We now provide our first detailed derivation of the hydrodynamics of lattice gases. To keep matters from becoming unnecessarily complicated, we mostly restrict the discussion in this chapter to two-dimensional (2D) models. We begin with the simplest possible 2D model on a square lattice. We then repeat the calculation for the hexagonal lattice model. The principal result of this chapter is the derivation of the Euler equation of both models. This equation has the form already indicated in Chapter 2 but here the unknown coefficients are explicitly calculated. For future use we also include a general calculation in arbitrary dimension D and with an arbitrary number of rest particles.
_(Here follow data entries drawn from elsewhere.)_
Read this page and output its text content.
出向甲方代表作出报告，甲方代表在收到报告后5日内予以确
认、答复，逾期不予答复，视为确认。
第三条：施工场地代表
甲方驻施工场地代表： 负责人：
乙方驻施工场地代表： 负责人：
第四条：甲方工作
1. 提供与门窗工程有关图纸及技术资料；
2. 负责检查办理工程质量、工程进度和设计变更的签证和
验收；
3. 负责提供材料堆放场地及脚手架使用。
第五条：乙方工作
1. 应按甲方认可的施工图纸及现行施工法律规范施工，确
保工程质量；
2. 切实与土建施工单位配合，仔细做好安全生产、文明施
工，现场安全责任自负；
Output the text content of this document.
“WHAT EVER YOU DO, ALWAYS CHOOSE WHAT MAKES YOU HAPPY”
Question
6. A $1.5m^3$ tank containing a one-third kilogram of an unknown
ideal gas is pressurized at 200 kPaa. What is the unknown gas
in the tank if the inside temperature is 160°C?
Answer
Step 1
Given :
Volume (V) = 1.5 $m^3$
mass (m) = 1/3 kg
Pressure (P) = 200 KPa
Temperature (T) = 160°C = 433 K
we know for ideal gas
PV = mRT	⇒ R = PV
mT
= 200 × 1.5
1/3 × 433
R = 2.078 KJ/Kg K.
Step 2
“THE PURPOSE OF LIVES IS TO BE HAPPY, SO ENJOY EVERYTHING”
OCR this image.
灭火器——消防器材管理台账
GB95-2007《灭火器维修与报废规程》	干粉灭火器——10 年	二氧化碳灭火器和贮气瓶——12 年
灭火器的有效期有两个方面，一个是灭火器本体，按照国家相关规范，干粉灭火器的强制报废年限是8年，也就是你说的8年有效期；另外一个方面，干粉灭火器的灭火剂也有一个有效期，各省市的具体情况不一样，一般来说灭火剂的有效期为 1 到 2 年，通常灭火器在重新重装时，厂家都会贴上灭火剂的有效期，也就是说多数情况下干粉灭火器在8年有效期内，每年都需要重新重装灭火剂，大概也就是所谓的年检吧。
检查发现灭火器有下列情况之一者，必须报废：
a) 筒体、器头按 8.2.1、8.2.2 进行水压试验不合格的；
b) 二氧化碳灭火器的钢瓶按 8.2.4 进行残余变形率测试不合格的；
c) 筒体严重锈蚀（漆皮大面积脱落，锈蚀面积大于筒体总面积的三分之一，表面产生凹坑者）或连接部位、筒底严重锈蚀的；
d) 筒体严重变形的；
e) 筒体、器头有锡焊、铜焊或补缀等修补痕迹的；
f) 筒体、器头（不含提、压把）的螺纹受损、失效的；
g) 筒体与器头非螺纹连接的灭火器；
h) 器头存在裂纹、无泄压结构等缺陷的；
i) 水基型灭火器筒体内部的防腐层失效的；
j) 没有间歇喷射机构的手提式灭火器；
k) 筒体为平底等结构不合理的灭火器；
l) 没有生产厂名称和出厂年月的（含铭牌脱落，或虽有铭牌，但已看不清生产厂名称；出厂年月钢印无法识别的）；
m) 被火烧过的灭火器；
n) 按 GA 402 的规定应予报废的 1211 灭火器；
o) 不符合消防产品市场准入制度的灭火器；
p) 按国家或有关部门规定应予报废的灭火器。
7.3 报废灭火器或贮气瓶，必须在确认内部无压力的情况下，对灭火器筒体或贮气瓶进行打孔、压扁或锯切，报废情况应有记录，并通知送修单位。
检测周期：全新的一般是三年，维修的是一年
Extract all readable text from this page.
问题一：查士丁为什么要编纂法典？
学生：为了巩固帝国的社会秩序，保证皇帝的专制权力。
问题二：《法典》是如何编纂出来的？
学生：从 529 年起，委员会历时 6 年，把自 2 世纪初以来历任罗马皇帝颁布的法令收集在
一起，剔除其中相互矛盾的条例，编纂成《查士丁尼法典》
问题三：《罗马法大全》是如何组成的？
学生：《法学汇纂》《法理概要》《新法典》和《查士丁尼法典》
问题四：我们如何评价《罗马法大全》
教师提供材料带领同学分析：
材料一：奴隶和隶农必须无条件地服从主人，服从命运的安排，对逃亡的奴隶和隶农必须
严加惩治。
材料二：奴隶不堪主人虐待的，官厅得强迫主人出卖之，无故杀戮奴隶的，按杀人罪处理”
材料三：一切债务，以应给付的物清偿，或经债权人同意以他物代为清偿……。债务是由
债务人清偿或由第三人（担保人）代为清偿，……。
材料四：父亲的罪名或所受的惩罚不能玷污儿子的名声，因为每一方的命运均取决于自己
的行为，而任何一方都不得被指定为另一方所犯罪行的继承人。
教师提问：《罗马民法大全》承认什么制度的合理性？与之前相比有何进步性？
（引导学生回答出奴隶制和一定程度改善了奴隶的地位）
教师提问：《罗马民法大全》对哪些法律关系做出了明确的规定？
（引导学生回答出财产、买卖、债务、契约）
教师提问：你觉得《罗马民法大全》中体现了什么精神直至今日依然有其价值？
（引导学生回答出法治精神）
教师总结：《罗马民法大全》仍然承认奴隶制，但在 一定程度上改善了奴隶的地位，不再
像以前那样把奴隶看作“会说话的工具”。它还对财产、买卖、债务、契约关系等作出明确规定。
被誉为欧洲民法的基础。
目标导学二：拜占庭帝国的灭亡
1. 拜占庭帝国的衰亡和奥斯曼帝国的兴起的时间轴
The hydrodynamic behavior that we thus find at the macroscopic scale is a consequence of the existence of a kind of thermodynamic equilibrium. This equilibrium state is described by the Fermi-Dirac distribution of statistical mechanics. How this distribution arises is described in detail in Chapters 14 and 15. In this chapter we give a simpler derivation of some properties of equilibrium, which are sufficient to obtain the Euler equation.

Homogeneous equilibrium distribution on the square lattice

Our first task is to calculate 〈ni〉, the average value of the Boolean variable ni introduced in Section 2.6. Repeated applications of the rules of propagation and collision in the lattice gas cause these average particle populations to quickly reach an equilibrium state regardless of initial conditions.